The performance of IPPS was tested with repeated experiments of different objects and different combinations; in particular, several groups of unknown objects were set to test the intelligence of the system. To ensure the effectiveness and stability of IPPS, 100 grasping attempts were considered for 14 representative single objects, 3 combinations, and 3 groups of unknown objects. The result of the experiments is shown in Table 7.

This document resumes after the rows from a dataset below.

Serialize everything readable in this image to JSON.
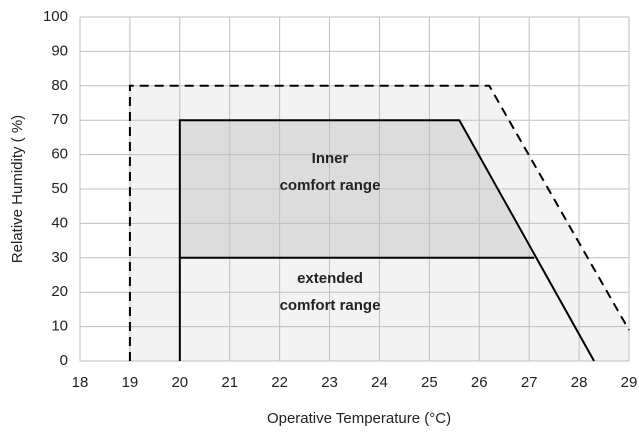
{
  "chart_data": {
    "type": "line",
    "xlabel": "Operative Temperature (°C)",
    "ylabel": "Relative Humidity ( %)",
    "xlim": [
      18,
      29
    ],
    "xticks": [
      18,
      19,
      20,
      21,
      22,
      23,
      24,
      25,
      26,
      27,
      28,
      29
    ],
    "ylim": [
      0,
      100
    ],
    "yticks": [
      0,
      10,
      20,
      30,
      40,
      50,
      60,
      70,
      80,
      90,
      100
    ],
    "grid": true,
    "areas": [
      {
        "color": "#f3f3f3",
        "x": [
          19,
          19,
          26.2,
          29,
          29
        ],
        "values": [
          0,
          80,
          80,
          9,
          0
        ]
      },
      {
        "color": "#dcdcdc",
        "x": [
          20,
          20,
          25.6,
          27.1
        ],
        "values": [
          30,
          70,
          70,
          30
        ]
      }
    ],
    "series": [
      {
        "color": "#000000",
        "dashed": true,
        "x": [
          19,
          19,
          26.2,
          29
        ],
        "values": [
          0,
          80,
          80,
          9
        ]
      },
      {
        "color": "#000000",
        "dashed": false,
        "x": [
          20,
          20,
          25.6,
          28.3
        ],
        "values": [
          0,
          70,
          70,
          0
        ]
      },
      {
        "color": "#000000",
        "dashed": false,
        "x": [
          20,
          27.1
        ],
        "values": [
          30,
          30
        ]
      }
    ],
    "annotations": [
      "Inner",
      "comfort range",
      "extended",
      "comfort range"
    ]
  }
}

These results indicate a success rate of 87%; they contain thirteen failure cases with six of them due to neural network grasping prediction and seven of them due to trajectory planning. The excellent success rate could verify the stability and effectiveness of IPPS. The unknown object groups could evaluate the adaptation of the IPPS based on learning. It could be seen that the collaborative robot with IPPS successfully realizes the process of intelligent environment perceiving as well as trajectory and grasping planning. In addition, the performance of man-robot interaction is well enough for the intelligence requirements. IPPS has been fully verified with simulations and experiments in real environment, which has great application prospects for collaborative robots in the future.

3. Conclusions

This paper proposes an intelligent perceiving and planning system based on neural network, which could effectively realize the intelligence of collaborative robot. For the perceiving process, a vision system was built; a new method of hand tracking through marking the fingertips was proposed, and its effectiveness was tested with the accuracy of reverse kinematics; and an operation recording set was established to enhance collaboration ability through learning from the experience of human and achieving intelligence. The designed visual process was tested with objects to ensure the accuracy and stability of the environment perceiving. The planning process is based on deep learning. The new grasping planning method with CNN was proposed to find the contact points and tested, which could realize accurate and efficient planning for known and unknown objects to ensure the quality of intelligence planning for the robot hand. The new trajectory planning method for manipulator, which combined interpolation with RRT algorithm, was proposed. The tests show a reduction in planning length and time as well as the pose error which could supply higher accuracy and efficiency to the planning process. Finally, IPPS was tested in a real environment and could successfully realize intelligent perceiving and planning with high efficiency and stability that could meet the requirements of intelligence. IPPS could influence the popularity of collaborative robots in the future. However, the working scene, the base of manipulator, and the man-robot interaction position are motionless in this research. In future research, a manipulator with moving base and human real-time perceiving for more complex tasks and better interaction needs to be paid attention to. Adding an AGV under the robot and a camera or a sensor on the robot hand could be an effective approach.

Data Availability

The data used to support the findings of this study are available from the corresponding author upon request.

Conflicts of Interest

The authors declare that there are no conflicts of interest regarding the publication of this paper.

Acknowledgments

This work was supported by Major Industrial Projects in Liaoning Province: R&D and Industrialization of Man Machine Cooperative Industrial Robot (2019JH1/10100005) and Major Scientific and Technological Innovation Projects in Shandong Province: Research and Application of Human-Computer Interaction System for Service Robot (2019JZZY010128).